Lauren Southern and Stefan Molyneux had been due to speak at the Bruce Mason Centre in August 2018, sparking a public outcry and large protests, but the council-controlled Regional Facilities Auckland intervened and stopped the event.
The speakers, through Australian agency Axiomatic Events, tried to hire a private venue instead but got turned down time and time again.
Auckland Council had claimed that it made the decision out of concern for public safety, given the angry protests that the event would no doubt invoke.
Jack Hodder QC, who was acting for the appellants, argued the council failed to properly explore the public safety issue and had not, for example, contacted police about how the event could be safely managed.
"The proposition is that health and safety matters trump everything else, not least public discourse," Hodder said.
"That is described ... as a pragmatic approach. Conversely, that would suggest it was an unprincipled approach - no advice about legal obligations being sought, no advice about security being sought, police input not obtained."
He suggested it was a foregone conclusion the event would be cancelled before the issue of health and safety was raised on the morning the event was called off.
"Up to that point, as we know, all the previous concerns had been about content - those are the concerns that had been expressed to RFAL [Regional Facilities Auckland].
"They were about the content; we don't want these people here, we think that what they say is objectionable."
The appeal was lodged by Dunedin bookseller Malcolm Moncrief-Spittle and prominent member of the Auckland Jewish community David Cumin after the High Court found the council had acted lawfully.
The higher court was told that Cumin had no interest in attending the event and was acting on the principle of protecting free speech, while Moncrief-Spittle had paid $749 for a "VIP" meet-and-greet with Southern and Molyneux.

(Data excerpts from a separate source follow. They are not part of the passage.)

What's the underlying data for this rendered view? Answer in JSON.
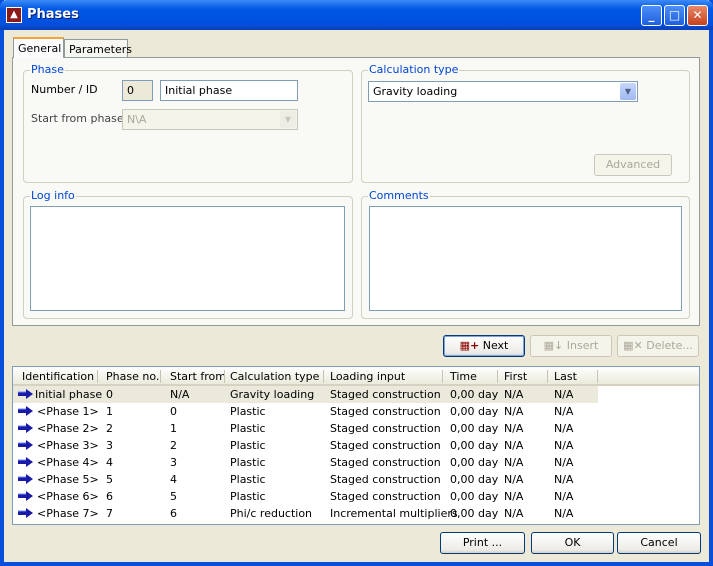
{
  "window": {
    "title": "Phases"
  },
  "tabs": [
    {
      "label": "General",
      "active": true
    },
    {
      "label": "Parameters",
      "active": false
    }
  ],
  "phase_group": {
    "title": "Phase",
    "number_id_label": "Number / ID",
    "number_value": "0",
    "id_value": "Initial phase",
    "start_from_label": "Start from phase:",
    "start_from_value": "N\\A"
  },
  "calc_group": {
    "title": "Calculation type",
    "value": "Gravity loading",
    "advanced_label": "Advanced"
  },
  "log_info": {
    "title": "Log info",
    "value": ""
  },
  "comments": {
    "title": "Comments",
    "value": ""
  },
  "actions": {
    "next": "Next",
    "insert": "Insert",
    "delete": "Delete..."
  },
  "table": {
    "columns": [
      "Identification",
      "Phase no.",
      "Start from",
      "Calculation type",
      "Loading input",
      "Time",
      "First",
      "Last"
    ],
    "rows": [
      [
        "Initial phase",
        "0",
        "N/A",
        "Gravity loading",
        "Staged construction",
        "0,00 day",
        "N/A",
        "N/A"
      ],
      [
        "<Phase 1>",
        "1",
        "0",
        "Plastic",
        "Staged construction",
        "0,00 day",
        "N/A",
        "N/A"
      ],
      [
        "<Phase 2>",
        "2",
        "1",
        "Plastic",
        "Staged construction",
        "0,00 day",
        "N/A",
        "N/A"
      ],
      [
        "<Phase 3>",
        "3",
        "2",
        "Plastic",
        "Staged construction",
        "0,00 day",
        "N/A",
        "N/A"
      ],
      [
        "<Phase 4>",
        "4",
        "3",
        "Plastic",
        "Staged construction",
        "0,00 day",
        "N/A",
        "N/A"
      ],
      [
        "<Phase 5>",
        "5",
        "4",
        "Plastic",
        "Staged construction",
        "0,00 day",
        "N/A",
        "N/A"
      ],
      [
        "<Phase 6>",
        "6",
        "5",
        "Plastic",
        "Staged construction",
        "0,00 day",
        "N/A",
        "N/A"
      ],
      [
        "<Phase 7>",
        "7",
        "6",
        "Phi/c reduction",
        "Incremental multipliers",
        "0,00 day",
        "N/A",
        "N/A"
      ]
    ],
    "selected_row": 0,
    "row_icon": "arrow-right-icon"
  },
  "footer": {
    "print": "Print ...",
    "ok": "OK",
    "cancel": "Cancel"
  }
}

Counsel for Regional Facilities Auckland and Auckland Council Katherine Anderson argued that the speakers could have sought another private venue to hold their event.

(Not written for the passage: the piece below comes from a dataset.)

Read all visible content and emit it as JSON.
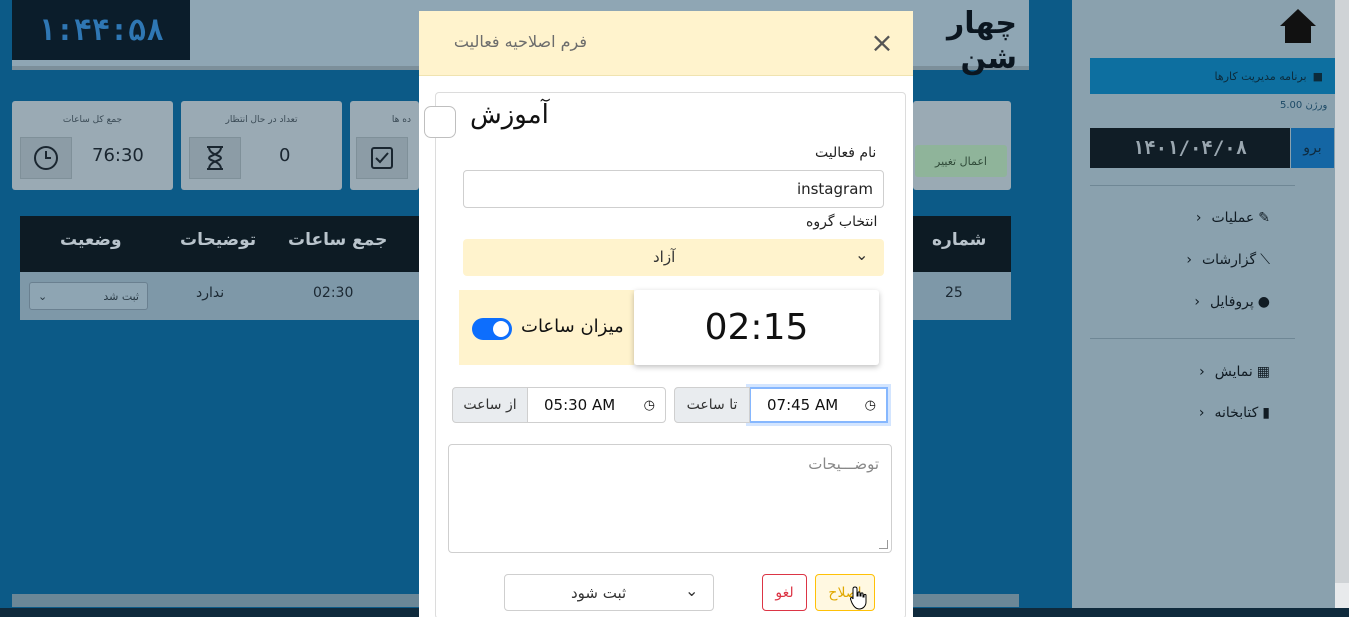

"Council and RFAL do not have a monopoly on venues. The premise that my friend [Hodder] put to you is that there's a special role of council in providing venues," she said. "The city's awash with venues."
Justice Kós questioned the lawyer about the role of local government.
"I mean this is the very work of local government, it has those overriding responsibilities [of] well-being and social discourse," he said.
"It's not just right wing activists that we're talking about here it's liberal causes that may be unpopular. The Howard League wants to hold a rally to encourage lower sentences, the Sensible Sentencing Trust on the other side wants to hold a counter rally."
Anderson argued that the "artists" - as Southern and Molyneux were referred to in contractual documents - could not be said to have been holding a public event, as claimed by the appellants.
"The artists were to be paid a minimum of $60,000 each so in this context it's clearly a paid speaking engagement. It was not an event that was open to the public."
Justice Kós called it a "tricky case".
"The fact that we have thoroughly tested the arguments by putting propositions which are inherently diverse doesn't mean that we have formed a view about this case. We will consider the merits of it and the arguments presented and deliver our decision as soon as we can."
The appellants have also asked the Court of Appeal to overturn a decision ordering them to pay $46,500 in court costs.
It could be several months before a judgement is released.